Fora que a melodia de Blowin’in é, também, uma adaptação de um hino afro-americano, do século XIX, chamado No More Auction Block (Chega de Leilões de Escravos). O que torna a canção ainda mais atemporal. Pois mesmo com a abolição da escravidão, o intelecto de muitos permanece escravocrata e racista.
Exemplo claro é a recente morte de George Floyd, homem afro-americano, que faleceu em 25 de maio de 2020, por conta de o policial Derek Chauvin ter se ajoelhado no seu pescoço, durante sete minutos, quando já estava algemado e de bruços no asfalto.
Óbito que suscitou a manifestação do grupo ativista Black Lives Matter, e protesto social pelas ruas de diversos estados americanos.

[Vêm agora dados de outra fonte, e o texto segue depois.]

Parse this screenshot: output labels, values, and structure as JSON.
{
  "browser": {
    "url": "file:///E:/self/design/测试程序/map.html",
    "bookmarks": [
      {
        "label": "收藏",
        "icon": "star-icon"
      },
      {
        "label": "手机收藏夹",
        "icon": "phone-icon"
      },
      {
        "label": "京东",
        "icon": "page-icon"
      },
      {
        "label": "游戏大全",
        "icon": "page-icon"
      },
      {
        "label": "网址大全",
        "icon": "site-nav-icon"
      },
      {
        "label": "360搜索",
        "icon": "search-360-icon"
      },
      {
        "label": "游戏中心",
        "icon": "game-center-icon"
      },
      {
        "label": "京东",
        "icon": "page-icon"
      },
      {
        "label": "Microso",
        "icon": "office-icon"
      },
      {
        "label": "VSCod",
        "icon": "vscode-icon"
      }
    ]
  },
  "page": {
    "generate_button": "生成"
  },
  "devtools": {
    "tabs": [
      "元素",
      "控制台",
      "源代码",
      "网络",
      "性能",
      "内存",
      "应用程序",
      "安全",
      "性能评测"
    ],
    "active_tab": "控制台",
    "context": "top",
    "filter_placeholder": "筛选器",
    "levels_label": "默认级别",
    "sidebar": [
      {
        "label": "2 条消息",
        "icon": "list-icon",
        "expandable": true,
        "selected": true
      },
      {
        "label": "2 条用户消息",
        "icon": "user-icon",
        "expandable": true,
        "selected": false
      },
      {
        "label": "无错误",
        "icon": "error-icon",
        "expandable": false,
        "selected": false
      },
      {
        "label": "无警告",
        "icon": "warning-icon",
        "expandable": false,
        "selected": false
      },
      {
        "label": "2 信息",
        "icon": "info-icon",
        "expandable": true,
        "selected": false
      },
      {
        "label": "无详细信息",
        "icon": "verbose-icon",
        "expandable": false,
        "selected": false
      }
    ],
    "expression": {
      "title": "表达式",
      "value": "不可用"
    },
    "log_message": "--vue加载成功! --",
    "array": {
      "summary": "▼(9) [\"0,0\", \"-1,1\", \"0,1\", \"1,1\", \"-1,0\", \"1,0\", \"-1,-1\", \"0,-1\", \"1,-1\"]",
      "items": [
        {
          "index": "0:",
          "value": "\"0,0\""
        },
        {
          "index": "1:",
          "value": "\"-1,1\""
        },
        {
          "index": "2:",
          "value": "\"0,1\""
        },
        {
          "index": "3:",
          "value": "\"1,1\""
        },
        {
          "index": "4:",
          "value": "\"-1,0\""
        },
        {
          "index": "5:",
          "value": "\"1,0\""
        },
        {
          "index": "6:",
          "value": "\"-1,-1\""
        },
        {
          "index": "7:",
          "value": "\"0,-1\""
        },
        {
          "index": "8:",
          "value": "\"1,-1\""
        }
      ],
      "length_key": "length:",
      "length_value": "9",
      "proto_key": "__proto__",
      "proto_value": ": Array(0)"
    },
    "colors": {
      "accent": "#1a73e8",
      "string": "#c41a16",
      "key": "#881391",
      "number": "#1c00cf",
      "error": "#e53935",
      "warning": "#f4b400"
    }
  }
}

Do mesmo modo, em outros países, houve demonstração de repulsa contra a injustiça e a discriminação para com os negros. No Brasil, pelo caso do menino João Pedro Mattos, morto no Rio de Janeiro, numa ação policial para prender traficantes.
Em resumo, o sentimento, de fato, é desolador. E o presente reverbera o caos. Portanto, qual a saída? Dylan nos diz: “A resposta, meu amigo, está soprando no vento”.